Riley smarted. Her Mind Map had been amputated, leaving behind an imagined burn, and with it went the lush green forests and clear rivers of her simulations. The seasons and change that had once defined Earth. But Earth was now a polluted wasteland, with water the colour of ink—though this new place, Planet X, did not appear to be any better.

It should bring her to the cusp of despair. But, as if the planet's blandness had infected her to the core, she could not find despair in her.

This made her afraid.

Slow, deliberate, she snaked out of her Metal Suit, exposing her bare legs and arms to the breeze-that-should-be.

She closed her eyes and imagined her happiest place.

This was no simulation, but her brain experienced that same artificial tingle the Mind Map conferred to her sometimes anyway. Her eyelids turned green and vibrant, layered, shadow-making. A movie began to play in her thoughts. A movie directed by Time.

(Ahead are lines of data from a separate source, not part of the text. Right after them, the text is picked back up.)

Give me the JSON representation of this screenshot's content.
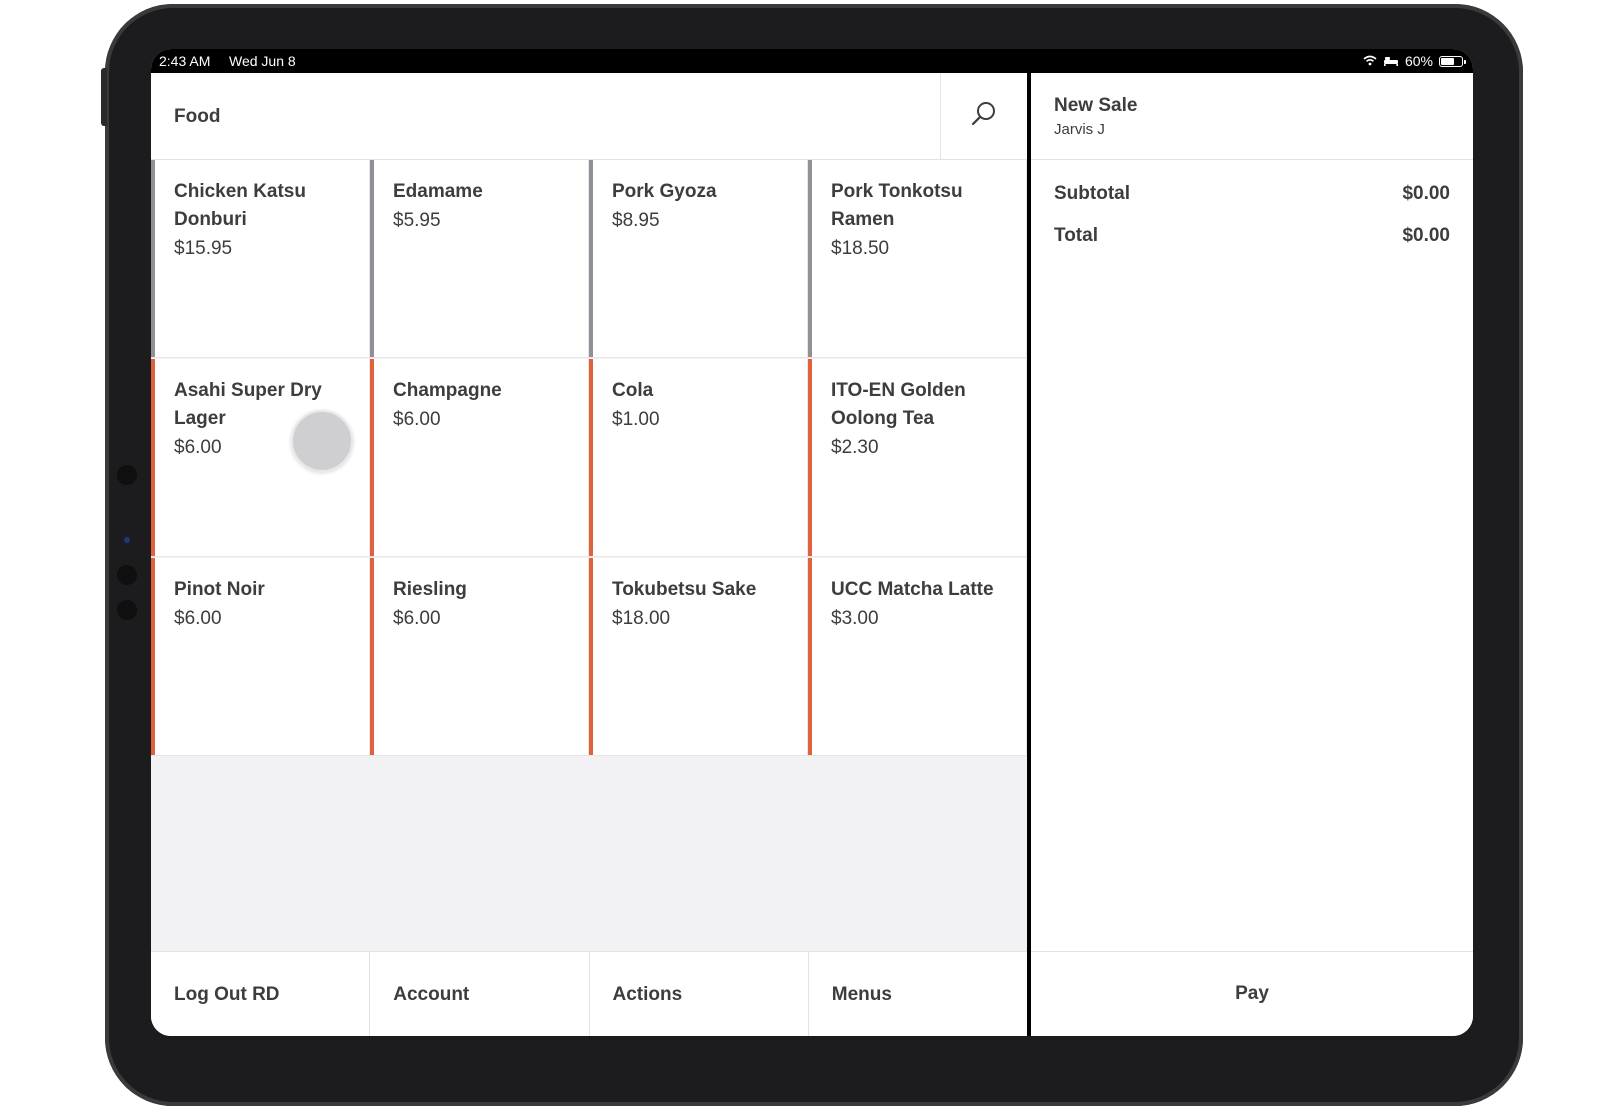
{
  "status_bar": {
    "time": "2:43 AM",
    "date": "Wed Jun 8",
    "battery": "60%"
  },
  "category": {
    "title": "Food"
  },
  "items": [
    {
      "name": "Chicken Katsu Donburi",
      "price": "$15.95",
      "color": "#8e9196"
    },
    {
      "name": "Edamame",
      "price": "$5.95",
      "color": "#8e9196"
    },
    {
      "name": "Pork Gyoza",
      "price": "$8.95",
      "color": "#8e9196"
    },
    {
      "name": "Pork Tonkotsu Ramen",
      "price": "$18.50",
      "color": "#8e9196"
    },
    {
      "name": "Asahi Super Dry Lager",
      "price": "$6.00",
      "color": "#e0623a"
    },
    {
      "name": "Champagne",
      "price": "$6.00",
      "color": "#e0623a"
    },
    {
      "name": "Cola",
      "price": "$1.00",
      "color": "#e0623a"
    },
    {
      "name": "ITO-EN Golden Oolong Tea",
      "price": "$2.30",
      "color": "#e0623a"
    },
    {
      "name": "Pinot Noir",
      "price": "$6.00",
      "color": "#e0623a"
    },
    {
      "name": "Riesling",
      "price": "$6.00",
      "color": "#e0623a"
    },
    {
      "name": "Tokubetsu Sake",
      "price": "$18.00",
      "color": "#e0623a"
    },
    {
      "name": "UCC Matcha Latte",
      "price": "$3.00",
      "color": "#e0623a"
    }
  ],
  "bottom_bar": {
    "logout": "Log Out RD",
    "account": "Account",
    "actions": "Actions",
    "menus": "Menus"
  },
  "sale": {
    "title": "New Sale",
    "employee": "Jarvis J",
    "subtotal_label": "Subtotal",
    "subtotal": "$0.00",
    "total_label": "Total",
    "total": "$0.00",
    "pay_label": "Pay"
  },
  "icons": {
    "search": "search-icon",
    "wifi": "wifi-icon",
    "bed": "bed-icon",
    "battery": "battery-icon"
  }
}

She was walking, every step an attempt to savour the taste of the ground. Above and around her: wild explosions of colour. It smelled like rain; she brought her arms out to catch the drops that would eventually fall, and kept them there although the wait was long. Fall they did. Spring had broken the sky.

But a hand found its way onto her shoulder, reached into her dream, and pulled her out, as if it were a hook.

"You're in my party."

Riley blinked, attempting to focus on the woman who had spoken, the woman with shadows around her head.

Nathalie held out her hand. It wasn't shaken. Behind, and around her: two young women, three young men. Everyone had tired eyes. Everyone held bags.